[Math] If $X^n$ is a diagonal matrix with distinct eigenvalues, then is $X$ also a diagonal matrix with distinct eigenvalues

Question

Assume that there exists an invertible matrix $P$ such that $P^{-1}X^nP$ is a diagonal matrix with distinct eigenvalues, then can I say that $P^{-1}XP$ is also a diagonal matrix with distinct eigenvalues?

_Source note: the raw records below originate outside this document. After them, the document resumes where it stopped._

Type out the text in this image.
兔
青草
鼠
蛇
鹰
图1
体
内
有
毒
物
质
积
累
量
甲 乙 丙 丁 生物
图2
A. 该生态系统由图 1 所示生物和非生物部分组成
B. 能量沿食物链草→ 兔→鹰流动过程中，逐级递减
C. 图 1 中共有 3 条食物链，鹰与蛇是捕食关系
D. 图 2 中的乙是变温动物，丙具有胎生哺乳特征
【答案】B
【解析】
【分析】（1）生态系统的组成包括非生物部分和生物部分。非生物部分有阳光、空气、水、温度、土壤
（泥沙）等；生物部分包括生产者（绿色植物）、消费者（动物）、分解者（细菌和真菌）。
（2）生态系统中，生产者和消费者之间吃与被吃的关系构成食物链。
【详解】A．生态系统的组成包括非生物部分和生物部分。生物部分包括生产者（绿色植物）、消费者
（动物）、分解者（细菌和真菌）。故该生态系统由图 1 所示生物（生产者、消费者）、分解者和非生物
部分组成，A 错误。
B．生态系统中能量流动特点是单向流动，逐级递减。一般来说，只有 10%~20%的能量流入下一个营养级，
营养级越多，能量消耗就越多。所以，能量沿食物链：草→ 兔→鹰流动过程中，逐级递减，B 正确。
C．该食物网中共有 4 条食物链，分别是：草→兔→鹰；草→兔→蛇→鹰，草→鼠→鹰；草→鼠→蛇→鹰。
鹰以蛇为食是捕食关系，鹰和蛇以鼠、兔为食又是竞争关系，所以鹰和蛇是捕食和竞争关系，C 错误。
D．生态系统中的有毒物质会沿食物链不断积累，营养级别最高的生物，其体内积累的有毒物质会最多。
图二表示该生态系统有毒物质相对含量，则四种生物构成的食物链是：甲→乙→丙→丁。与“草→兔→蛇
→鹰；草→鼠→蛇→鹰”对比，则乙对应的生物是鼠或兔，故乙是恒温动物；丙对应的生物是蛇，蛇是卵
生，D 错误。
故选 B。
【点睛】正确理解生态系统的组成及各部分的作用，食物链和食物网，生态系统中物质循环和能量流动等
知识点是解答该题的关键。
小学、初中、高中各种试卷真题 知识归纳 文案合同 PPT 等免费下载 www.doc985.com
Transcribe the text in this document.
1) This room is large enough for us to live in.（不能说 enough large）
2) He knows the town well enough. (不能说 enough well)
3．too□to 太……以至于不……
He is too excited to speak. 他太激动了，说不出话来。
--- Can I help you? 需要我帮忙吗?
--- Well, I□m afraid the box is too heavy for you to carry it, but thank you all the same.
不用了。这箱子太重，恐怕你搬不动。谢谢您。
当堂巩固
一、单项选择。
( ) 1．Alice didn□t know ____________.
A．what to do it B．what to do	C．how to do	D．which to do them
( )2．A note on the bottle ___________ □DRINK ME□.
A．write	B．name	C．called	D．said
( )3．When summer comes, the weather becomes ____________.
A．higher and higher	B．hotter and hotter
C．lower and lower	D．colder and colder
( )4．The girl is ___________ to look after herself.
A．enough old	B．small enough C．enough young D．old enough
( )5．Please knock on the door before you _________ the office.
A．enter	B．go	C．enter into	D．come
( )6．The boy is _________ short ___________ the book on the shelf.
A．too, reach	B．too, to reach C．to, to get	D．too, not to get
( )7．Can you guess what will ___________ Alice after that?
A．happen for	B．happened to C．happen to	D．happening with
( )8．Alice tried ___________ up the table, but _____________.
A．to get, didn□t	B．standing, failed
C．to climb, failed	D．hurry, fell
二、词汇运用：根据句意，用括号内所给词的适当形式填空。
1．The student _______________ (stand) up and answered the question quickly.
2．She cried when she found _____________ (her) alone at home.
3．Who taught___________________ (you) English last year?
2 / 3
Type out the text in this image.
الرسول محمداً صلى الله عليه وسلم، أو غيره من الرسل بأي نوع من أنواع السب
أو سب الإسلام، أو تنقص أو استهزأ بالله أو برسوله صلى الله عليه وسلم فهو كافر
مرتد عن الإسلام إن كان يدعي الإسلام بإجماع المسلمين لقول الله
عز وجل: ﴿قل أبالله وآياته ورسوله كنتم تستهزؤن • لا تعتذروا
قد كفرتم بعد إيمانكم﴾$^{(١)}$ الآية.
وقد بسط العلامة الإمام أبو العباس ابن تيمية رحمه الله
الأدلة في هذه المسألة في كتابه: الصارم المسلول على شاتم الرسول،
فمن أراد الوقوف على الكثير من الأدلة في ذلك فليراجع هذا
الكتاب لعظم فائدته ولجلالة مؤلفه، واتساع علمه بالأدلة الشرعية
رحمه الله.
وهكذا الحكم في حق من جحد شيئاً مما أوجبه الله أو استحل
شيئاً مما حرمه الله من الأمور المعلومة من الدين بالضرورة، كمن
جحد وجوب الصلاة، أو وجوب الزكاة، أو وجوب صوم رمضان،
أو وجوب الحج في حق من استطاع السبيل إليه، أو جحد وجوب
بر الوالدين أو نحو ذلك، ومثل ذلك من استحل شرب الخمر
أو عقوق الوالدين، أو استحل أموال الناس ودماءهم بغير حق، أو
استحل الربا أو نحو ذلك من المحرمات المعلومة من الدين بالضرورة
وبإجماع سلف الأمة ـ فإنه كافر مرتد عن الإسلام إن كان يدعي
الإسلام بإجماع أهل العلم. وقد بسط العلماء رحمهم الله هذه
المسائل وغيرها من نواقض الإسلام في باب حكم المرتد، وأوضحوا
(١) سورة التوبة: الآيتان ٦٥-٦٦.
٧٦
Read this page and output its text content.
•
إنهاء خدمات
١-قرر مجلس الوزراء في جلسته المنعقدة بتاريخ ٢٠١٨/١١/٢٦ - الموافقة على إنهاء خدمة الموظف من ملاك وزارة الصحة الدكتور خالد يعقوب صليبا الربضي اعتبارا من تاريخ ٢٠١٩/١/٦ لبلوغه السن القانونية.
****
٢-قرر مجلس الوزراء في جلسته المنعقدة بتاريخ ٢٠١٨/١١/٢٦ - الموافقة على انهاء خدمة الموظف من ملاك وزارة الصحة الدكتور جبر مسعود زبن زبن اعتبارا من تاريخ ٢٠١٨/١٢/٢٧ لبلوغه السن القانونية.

If so, how do I prove it?

Answer 1

Assume that $M^n$ is the diagonal matrix with diagonal $(a_j)$ of distinct entries, in particular $\prod\limits_{j}(M^n-a_j)=0$. Thus $\prod\limits_j\prod\limits_{\ell=1}^n(M-b_{j,\ell})=0$ where, for each $j$, $x^n-a_j=\prod\limits_{\ell=1}^n(x-b_{j,\ell})$, that is, the $b_{j,\ell}$ are the $n$th roots of $a_j$. Since all the coefficients $(b_{j,\ell})_{j,\ell}$ are distinct, the polynomial $\prod\limits_j\prod\limits_{\ell=1}^n(x-b_{j,\ell})$ has simple roots and is null when evaluated at $M$. Thus $M$ is diagonalizable with a diagonal of distinct entries, say, $M=QDQ^{-1}$. Hence $M^n=QD^nQ^{-1}$ and $D^n$ must have diagonal entries $(a_j)$ since $M^n$ and $D^n$ are similar. In other words, $M^n=RD^nR^{-1}$ where $R$ is a permutation matrix and $(R^{-1}Q)M^n(Q^{-1}R)=M^n$. Thus, $Q=R$, that is, $Q$ was a permutation matrix from the onset and $QDQ^{-1}$ is also a diagonal matrix.

Finally, if $M^n$ is diagonal with distinct elements, so is $M$. Using $M=A$, this answers the question the OP asked in a comment. To answer the one the OP asked in the main post, apply this to $M=P^{-1}XP$.